Kunjungan ini dilakukan menyusul berakhirnya masa kerjasama Bangun Guna Serah (BGS) atas aset tersebut. Dengan berakhirnya BGS, aset ruko STC kini kembali menjadi milik Pemko Pekanbaru.
Rombongan DPRD Pekanbaru dipimpin Wakil Ketua DPRD M. Dikky Suryadi Khusaini. Turut hadir sejumlah anggota Komisi I DPRD yakni Tekad Indra P. Abidin, Zulkardi, Arwinda Gusmalina, Niar Erawati, dan Firman.
Dalam pertemuan tersebut, Kemendagri menegaskan bahwa kebijakan Pemko Pekanbaru untuk tidak memperpanjang HGB ruko STC telah sesuai dengan ketentuan peraturan perundang-undangan. Acuan utamanya adalah Permendagri Nomor 19 Tahun 2016 tentang Pedoman Pengelolaan Barang Milik Daerah.
Anggota Komisi I DPRD Pekanbaru Firman mengatakan, konsultasi tersebut penting untuk memastikan dasar hukum kebijakan Pemko.

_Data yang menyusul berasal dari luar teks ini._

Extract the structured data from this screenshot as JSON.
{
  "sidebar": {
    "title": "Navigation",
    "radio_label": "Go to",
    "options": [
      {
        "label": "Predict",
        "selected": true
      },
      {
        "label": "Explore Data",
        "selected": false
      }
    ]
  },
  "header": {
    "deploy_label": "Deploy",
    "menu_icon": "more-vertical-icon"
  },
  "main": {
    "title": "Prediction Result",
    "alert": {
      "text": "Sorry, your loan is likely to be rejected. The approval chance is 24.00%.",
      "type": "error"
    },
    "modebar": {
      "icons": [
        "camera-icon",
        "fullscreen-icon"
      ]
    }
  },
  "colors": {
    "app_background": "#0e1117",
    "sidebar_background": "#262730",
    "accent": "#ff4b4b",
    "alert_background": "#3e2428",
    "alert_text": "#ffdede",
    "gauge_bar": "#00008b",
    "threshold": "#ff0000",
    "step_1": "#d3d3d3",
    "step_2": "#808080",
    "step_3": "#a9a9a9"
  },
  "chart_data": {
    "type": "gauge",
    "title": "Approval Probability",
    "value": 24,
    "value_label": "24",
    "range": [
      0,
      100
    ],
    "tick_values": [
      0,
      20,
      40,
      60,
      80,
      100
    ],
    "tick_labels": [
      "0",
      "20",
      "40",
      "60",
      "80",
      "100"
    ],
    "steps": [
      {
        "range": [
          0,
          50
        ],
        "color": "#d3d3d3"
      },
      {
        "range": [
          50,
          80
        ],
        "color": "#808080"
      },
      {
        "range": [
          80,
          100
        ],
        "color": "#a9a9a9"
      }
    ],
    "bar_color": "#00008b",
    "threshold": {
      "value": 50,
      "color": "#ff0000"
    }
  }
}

"Dari hasil konsultasi kami di Kemendagri, sudah sangat jelas bahwa langkah Pemerintah Kota Pekanbaru tidak memperpanjang ruko STC tersebut sudah sesuai dengan aturan. Jadi kalau memang regulasi tidak memperbolehkan, tentu kami di DPRD juga tidak mungkin meminta pemerintah daerah mengambil kebijakan yang bertentangan dengan ketentuan yang berlaku. Bahkan disampaikan seluruhnya tidak hanya 133 ruko," ujar Firman, Sabtu (8/8/2026).

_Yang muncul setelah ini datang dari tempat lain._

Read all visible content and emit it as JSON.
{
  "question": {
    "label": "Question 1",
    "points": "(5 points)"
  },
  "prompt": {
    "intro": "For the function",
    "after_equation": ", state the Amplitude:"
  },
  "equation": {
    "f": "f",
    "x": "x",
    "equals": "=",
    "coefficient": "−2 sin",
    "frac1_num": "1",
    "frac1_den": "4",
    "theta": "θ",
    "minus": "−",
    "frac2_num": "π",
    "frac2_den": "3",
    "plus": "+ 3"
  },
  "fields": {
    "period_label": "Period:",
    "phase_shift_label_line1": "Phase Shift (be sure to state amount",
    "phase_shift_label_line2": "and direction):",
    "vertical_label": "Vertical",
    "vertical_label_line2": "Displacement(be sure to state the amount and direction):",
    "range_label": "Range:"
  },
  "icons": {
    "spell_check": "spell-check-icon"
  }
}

Menurut Firman, setelah masa BGS berakhir, aset yang menjadi objek kerja sama otomatis kembali menjadi aset pemerintah daerah. Pengelolaannya pun harus mengacu pada ketentuan Barang Milik Daerah dan tidak bisa serta-merta diperpanjang HGB-nya oleh pihak ketiga.
Ia menambahkan, hasil konsultasi DPRD ini sejalan dengan konsultasi yang sebelumnya dilakukan Pemko Pekanbaru ke Kemendagri. Meski di unit berbeda, kesimpulannya sama terkait status HGB di atas aset daerah yang masa BGS-nya telah berakhir.

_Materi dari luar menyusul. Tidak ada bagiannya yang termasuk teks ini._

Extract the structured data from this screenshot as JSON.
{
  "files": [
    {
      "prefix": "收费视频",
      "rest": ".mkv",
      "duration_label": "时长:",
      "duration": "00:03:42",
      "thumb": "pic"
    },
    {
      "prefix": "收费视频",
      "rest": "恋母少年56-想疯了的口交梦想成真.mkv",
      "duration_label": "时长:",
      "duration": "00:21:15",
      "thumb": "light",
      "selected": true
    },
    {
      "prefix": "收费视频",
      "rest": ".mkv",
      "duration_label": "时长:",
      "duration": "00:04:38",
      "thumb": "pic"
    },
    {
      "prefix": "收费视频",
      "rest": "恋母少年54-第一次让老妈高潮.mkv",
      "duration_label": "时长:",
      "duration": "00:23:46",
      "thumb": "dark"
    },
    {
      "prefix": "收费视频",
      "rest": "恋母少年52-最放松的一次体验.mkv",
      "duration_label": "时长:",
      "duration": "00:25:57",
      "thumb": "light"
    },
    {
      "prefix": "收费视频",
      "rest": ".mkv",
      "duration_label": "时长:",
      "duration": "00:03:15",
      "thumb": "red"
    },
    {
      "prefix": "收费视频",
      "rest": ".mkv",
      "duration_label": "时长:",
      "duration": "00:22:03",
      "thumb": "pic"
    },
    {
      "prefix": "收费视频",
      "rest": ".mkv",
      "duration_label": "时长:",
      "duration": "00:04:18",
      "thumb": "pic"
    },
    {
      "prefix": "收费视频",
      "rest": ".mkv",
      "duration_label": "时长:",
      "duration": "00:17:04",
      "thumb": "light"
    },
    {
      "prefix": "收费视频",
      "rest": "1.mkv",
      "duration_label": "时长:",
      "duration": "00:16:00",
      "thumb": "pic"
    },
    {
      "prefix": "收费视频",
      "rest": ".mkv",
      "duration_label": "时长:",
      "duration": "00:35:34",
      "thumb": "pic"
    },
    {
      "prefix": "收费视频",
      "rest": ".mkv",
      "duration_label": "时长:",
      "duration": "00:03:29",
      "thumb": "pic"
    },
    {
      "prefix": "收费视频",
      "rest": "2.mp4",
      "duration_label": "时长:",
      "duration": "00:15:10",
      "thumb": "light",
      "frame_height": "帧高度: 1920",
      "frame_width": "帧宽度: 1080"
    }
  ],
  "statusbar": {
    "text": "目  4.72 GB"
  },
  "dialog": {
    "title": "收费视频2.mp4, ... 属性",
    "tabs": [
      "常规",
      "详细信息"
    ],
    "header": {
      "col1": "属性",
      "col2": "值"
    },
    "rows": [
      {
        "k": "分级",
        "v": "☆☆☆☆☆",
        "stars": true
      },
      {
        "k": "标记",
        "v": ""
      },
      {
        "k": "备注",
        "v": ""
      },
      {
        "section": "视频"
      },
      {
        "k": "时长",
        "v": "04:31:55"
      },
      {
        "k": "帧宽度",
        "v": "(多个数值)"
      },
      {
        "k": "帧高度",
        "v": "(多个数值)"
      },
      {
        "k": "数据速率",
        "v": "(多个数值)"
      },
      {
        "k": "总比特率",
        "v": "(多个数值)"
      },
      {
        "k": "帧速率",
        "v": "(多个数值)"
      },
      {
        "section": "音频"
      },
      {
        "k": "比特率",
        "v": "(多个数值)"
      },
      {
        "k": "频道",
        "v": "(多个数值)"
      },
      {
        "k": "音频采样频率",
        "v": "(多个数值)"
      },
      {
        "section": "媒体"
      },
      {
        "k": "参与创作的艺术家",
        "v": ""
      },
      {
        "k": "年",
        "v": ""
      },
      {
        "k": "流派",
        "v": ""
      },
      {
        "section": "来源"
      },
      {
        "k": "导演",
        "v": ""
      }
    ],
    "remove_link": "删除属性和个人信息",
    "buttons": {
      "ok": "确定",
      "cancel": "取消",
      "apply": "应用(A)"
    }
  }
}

"Artinya, apa yang dilakukan Pemerintah Kota sudah tepat dan sesuai dengan aturan. Ke depan, yang harus dilakukan adalah mencari pola pengelolaan atau penyewaan yang sesuai dengan ketentuan peraturan perundang-undangan agar aset daerah tetap memberikan manfaat bagi masyarakat," kata Firman.
Dengan adanya penegasan dari Kemendagri, DPRD Kota Pekanbaru berharap polemik terkait status 133 ruko STC segera menemukan titik terang.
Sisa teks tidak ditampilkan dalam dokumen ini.